"What is the number one mandate for the follower of Christ?" I posed to a group of students at a Bible college renowned for its high view of scripture. Their response was without hesitation. "Evangelize!" Hmm. Is that what the scripture really says is the top priority for the people of God? I could see their bright young minds working as I probed about this obviously familiar theological territory. "Make disciples!" one young man offered a slight modification to the group's impulsive first response. Head nods registered a general consensus. "But what did Jesus actually say was the first and greatest command?" Back through their Synoptic Gospels and New Testament Survey courses they mentally scanned and yes, sure enough, Jesus in several places had said that the first and greatest command was to love God and love your neighbor as yourself. One student displayed his knowledge of King James by quoting: "Thou shalt love the Lord thy God with all thine heart, mind, soul and strength and thy neighbor as thyself."
Was it agreed then? Was loving God and loving one's neighbor - commands enjoined like the two sides of a coin - the highest order in the hierarchy of Kingdom values? "On these two commands hang all the Law and the Prophets," another student quoted out of Matthew. This certainly did seem to be what the scripture was saying.
If loving God and loving neighbor is the most important mandate of our faith, and I agreed with the students that it was, then coursework on applying this teaching to practice should be a major emphasis of a college committed to preparing Christian leaders. Right? Again their minds were racing, reviewing the core curricula of the Biblical Studies and Ministry majors - English language and literature, sociology, an entire department of evangelism, histories of various sorts, a good assortment of Bible and theology courses, even Greek and Hebrew for the really serious.

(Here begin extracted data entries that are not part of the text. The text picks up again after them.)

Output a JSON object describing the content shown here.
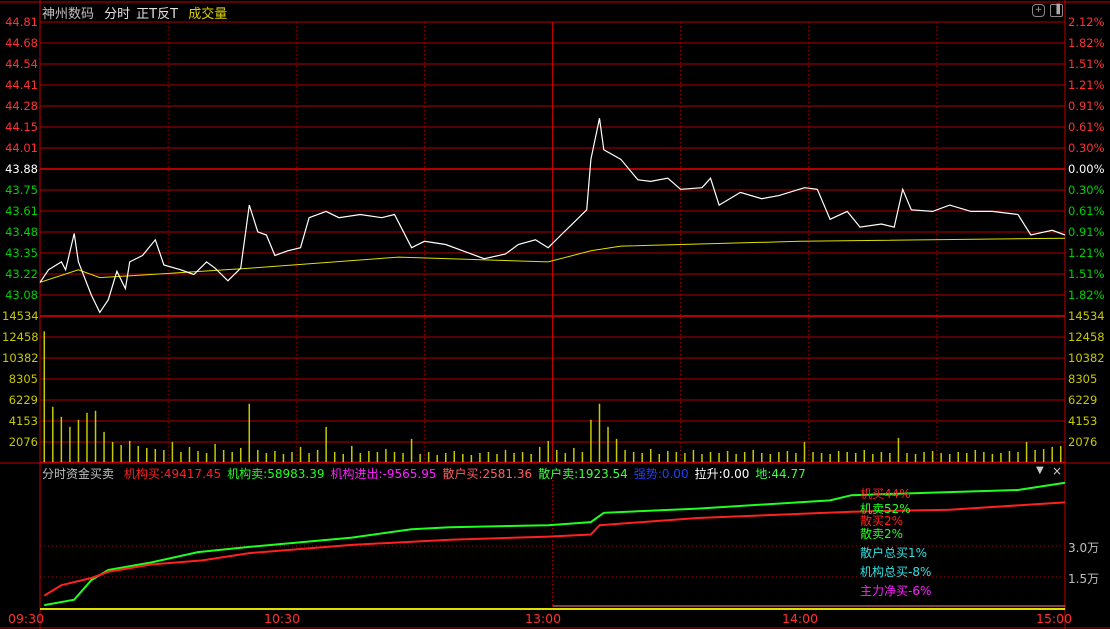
{
  "header": {
    "stock_name": "神州数码",
    "mode": "分时",
    "indicator": "正T反T",
    "volume_label": "成交量"
  },
  "colors": {
    "up": "#ff3232",
    "down": "#00d000",
    "flat": "#ffffff",
    "volume": "#c8c800",
    "grid": "#b00000",
    "price_line": "#ffffff",
    "avg_line": "#e0e000"
  },
  "price_axis": {
    "left": [
      "44.81",
      "44.68",
      "44.54",
      "44.41",
      "44.28",
      "44.15",
      "44.01",
      "43.88",
      "43.75",
      "43.61",
      "43.48",
      "43.35",
      "43.22",
      "43.08"
    ],
    "right": [
      "2.12%",
      "1.82%",
      "1.51%",
      "1.21%",
      "0.91%",
      "0.61%",
      "0.30%",
      "0.00%",
      "0.30%",
      "0.61%",
      "0.91%",
      "1.21%",
      "1.51%",
      "1.82%"
    ],
    "prev_close": 43.88,
    "max": 44.81,
    "min": 43.08
  },
  "volume_axis": {
    "labels": [
      "14534",
      "12458",
      "10382",
      "8305",
      "6229",
      "4153",
      "2076"
    ],
    "max": 14534
  },
  "lower_panel": {
    "title": "分时资金买卖",
    "items": [
      {
        "label": "机构买:",
        "value": "49417.45",
        "color": "#ff2020"
      },
      {
        "label": "机构卖:",
        "value": "58983.39",
        "color": "#20ff20"
      },
      {
        "label": "机构进出:",
        "value": "-9565.95",
        "color": "#ff20ff"
      },
      {
        "label": "散户买:",
        "value": "2581.36",
        "color": "#ff6060"
      },
      {
        "label": "散户卖:",
        "value": "1923.54",
        "color": "#40ff40"
      },
      {
        "label": "强势:",
        "value": "0.00",
        "color": "#2040ff"
      },
      {
        "label": "拉升:",
        "value": "0.00",
        "color": "#ffffff"
      },
      {
        "label": "地:",
        "value": "44.77",
        "color": "#40ff40"
      }
    ],
    "legend": [
      {
        "text": "机买44%",
        "color": "#ff2020"
      },
      {
        "text": "机卖52%",
        "color": "#20ff20"
      },
      {
        "text": "散买2%",
        "color": "#ff2020"
      },
      {
        "text": "散卖2%",
        "color": "#20ff20"
      },
      {
        "text": "散户总买1%",
        "color": "#30e0e0"
      },
      {
        "text": "机构总买-8%",
        "color": "#30e0e0"
      },
      {
        "text": "主力净买-6%",
        "color": "#ff20ff"
      }
    ],
    "axis_labels": [
      "3.0万",
      "1.5万"
    ],
    "collapse_icon": "triangle-down-icon",
    "close_icon": "close-icon"
  },
  "time_axis": [
    "09:30",
    "10:30",
    "13:00",
    "14:00",
    "15:00"
  ],
  "chart_data": {
    "type": "line",
    "x_unit": "minute index (0-240)",
    "price": [
      [
        0,
        43.16
      ],
      [
        2,
        43.24
      ],
      [
        5,
        43.29
      ],
      [
        6,
        43.24
      ],
      [
        8,
        43.47
      ],
      [
        9,
        43.29
      ],
      [
        12,
        43.08
      ],
      [
        14,
        42.97
      ],
      [
        16,
        43.05
      ],
      [
        18,
        43.23
      ],
      [
        20,
        43.12
      ],
      [
        21,
        43.29
      ],
      [
        24,
        43.33
      ],
      [
        27,
        43.43
      ],
      [
        29,
        43.27
      ],
      [
        33,
        43.24
      ],
      [
        36,
        43.21
      ],
      [
        39,
        43.29
      ],
      [
        41,
        43.25
      ],
      [
        44,
        43.17
      ],
      [
        47,
        43.25
      ],
      [
        49,
        43.65
      ],
      [
        51,
        43.48
      ],
      [
        53,
        43.46
      ],
      [
        55,
        43.33
      ],
      [
        58,
        43.36
      ],
      [
        61,
        43.38
      ],
      [
        63,
        43.57
      ],
      [
        67,
        43.61
      ],
      [
        70,
        43.57
      ],
      [
        75,
        43.59
      ],
      [
        80,
        43.57
      ],
      [
        83,
        43.59
      ],
      [
        87,
        43.38
      ],
      [
        90,
        43.42
      ],
      [
        95,
        43.4
      ],
      [
        99,
        43.36
      ],
      [
        104,
        43.31
      ],
      [
        109,
        43.34
      ],
      [
        112,
        43.4
      ],
      [
        116,
        43.43
      ],
      [
        119,
        43.38
      ],
      [
        122,
        43.46
      ],
      [
        125,
        43.54
      ],
      [
        128,
        43.62
      ],
      [
        129,
        43.94
      ],
      [
        131,
        44.2
      ],
      [
        132,
        44.0
      ],
      [
        136,
        43.94
      ],
      [
        140,
        43.81
      ],
      [
        143,
        43.8
      ],
      [
        147,
        43.82
      ],
      [
        150,
        43.75
      ],
      [
        155,
        43.76
      ],
      [
        157,
        43.82
      ],
      [
        159,
        43.65
      ],
      [
        164,
        43.73
      ],
      [
        169,
        43.69
      ],
      [
        173,
        43.71
      ],
      [
        179,
        43.76
      ],
      [
        182,
        43.75
      ],
      [
        185,
        43.56
      ],
      [
        189,
        43.61
      ],
      [
        192,
        43.51
      ],
      [
        197,
        43.53
      ],
      [
        200,
        43.51
      ],
      [
        202,
        43.75
      ],
      [
        204,
        43.62
      ],
      [
        209,
        43.61
      ],
      [
        213,
        43.65
      ],
      [
        218,
        43.61
      ],
      [
        223,
        43.61
      ],
      [
        229,
        43.59
      ],
      [
        232,
        43.46
      ],
      [
        237,
        43.49
      ],
      [
        240,
        43.46
      ]
    ],
    "avg_price": [
      [
        0,
        43.16
      ],
      [
        9,
        43.24
      ],
      [
        14,
        43.19
      ],
      [
        26,
        43.21
      ],
      [
        49,
        43.25
      ],
      [
        84,
        43.32
      ],
      [
        119,
        43.29
      ],
      [
        129,
        43.36
      ],
      [
        136,
        43.39
      ],
      [
        178,
        43.42
      ],
      [
        240,
        43.44
      ]
    ],
    "volume_2min": [
      13000,
      5500,
      4500,
      3500,
      4200,
      4900,
      5100,
      3000,
      2000,
      1700,
      2100,
      1600,
      1400,
      1300,
      1200,
      2000,
      1000,
      1500,
      1100,
      900,
      1800,
      1200,
      1000,
      1400,
      5800,
      1200,
      900,
      1100,
      800,
      1000,
      1500,
      900,
      1200,
      3500,
      1000,
      800,
      1600,
      900,
      1100,
      1000,
      1300,
      1000,
      900,
      2300,
      800,
      1000,
      700,
      900,
      1100,
      800,
      700,
      900,
      1000,
      800,
      1200,
      900,
      1000,
      800,
      1500,
      2100,
      1200,
      900,
      1400,
      1000,
      4200,
      5800,
      3500,
      2300,
      1200,
      1000,
      900,
      1300,
      800,
      1100,
      1000,
      900,
      1200,
      800,
      1000,
      900,
      1100,
      800,
      1000,
      1200,
      900,
      800,
      1000,
      1100,
      900,
      2000,
      1000,
      900,
      800,
      1100,
      1000,
      900,
      1200,
      800,
      1000,
      900,
      2400,
      900,
      800,
      1000,
      1100,
      900,
      800,
      1000,
      900,
      1200,
      1000,
      800,
      900,
      1100,
      1000,
      2000,
      1200,
      1300,
      1500,
      1600
    ],
    "inst_buy_wan": [
      [
        1,
        0.6
      ],
      [
        5,
        1.1
      ],
      [
        12,
        1.45
      ],
      [
        16,
        1.75
      ],
      [
        26,
        2.1
      ],
      [
        38,
        2.3
      ],
      [
        49,
        2.65
      ],
      [
        73,
        3.05
      ],
      [
        96,
        3.3
      ],
      [
        119,
        3.45
      ],
      [
        129,
        3.55
      ],
      [
        131,
        4.0
      ],
      [
        154,
        4.35
      ],
      [
        190,
        4.65
      ],
      [
        213,
        4.75
      ],
      [
        240,
        5.1
      ]
    ],
    "inst_sell_wan": [
      [
        1,
        0.14
      ],
      [
        8,
        0.4
      ],
      [
        12,
        1.35
      ],
      [
        16,
        1.84
      ],
      [
        26,
        2.2
      ],
      [
        37,
        2.7
      ],
      [
        49,
        2.95
      ],
      [
        73,
        3.4
      ],
      [
        87,
        3.8
      ],
      [
        96,
        3.9
      ],
      [
        119,
        4.0
      ],
      [
        129,
        4.15
      ],
      [
        132,
        4.6
      ],
      [
        154,
        4.8
      ],
      [
        185,
        5.2
      ],
      [
        190,
        5.45
      ],
      [
        229,
        5.7
      ],
      [
        240,
        6.05
      ]
    ],
    "lower_ylim_wan": [
      0,
      7
    ]
  }
}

But a course on loving one's neighbor?
"Who teaches Neighboring 101?" I pushed. Stone silence. Surely a doctrine of such central importance to the Christian faith must be part of their curriculum. Effective Neighboring? Neighbor-care Strategies? Cross-cultural Neighboring Relationships? Ethical Issues in Neighbor Involvement? There were only puzzled looks and blank stares. No, nothing of this sort was being taught at the college, the students assured me.
"The problem with this Bible college is that it is just not biblical enough!" I challenged. Their gasps were almost audible. I have not been invited back.
Of course, Bible colleges and seminaries are not the places where most of us Christians receive our instructions for daily living. Most of us learn the practical applications of our faith through sermons, Sunday school classes and small group Bible studies. Only our clergy and certain of our ordained church leaders receive higher-level theological education. Now here's a chilling thought: What if all of the seminaries and Bible colleges that train our spiritual leaders were as devoid of "great commandment" teaching as the very Biblical one I visited? What would be the trickle-down effect on the church?
Come to think of it, I can't seem to remember the last time I heard of a Sunday school curriculum on loving our neighbor! Or a sermon series!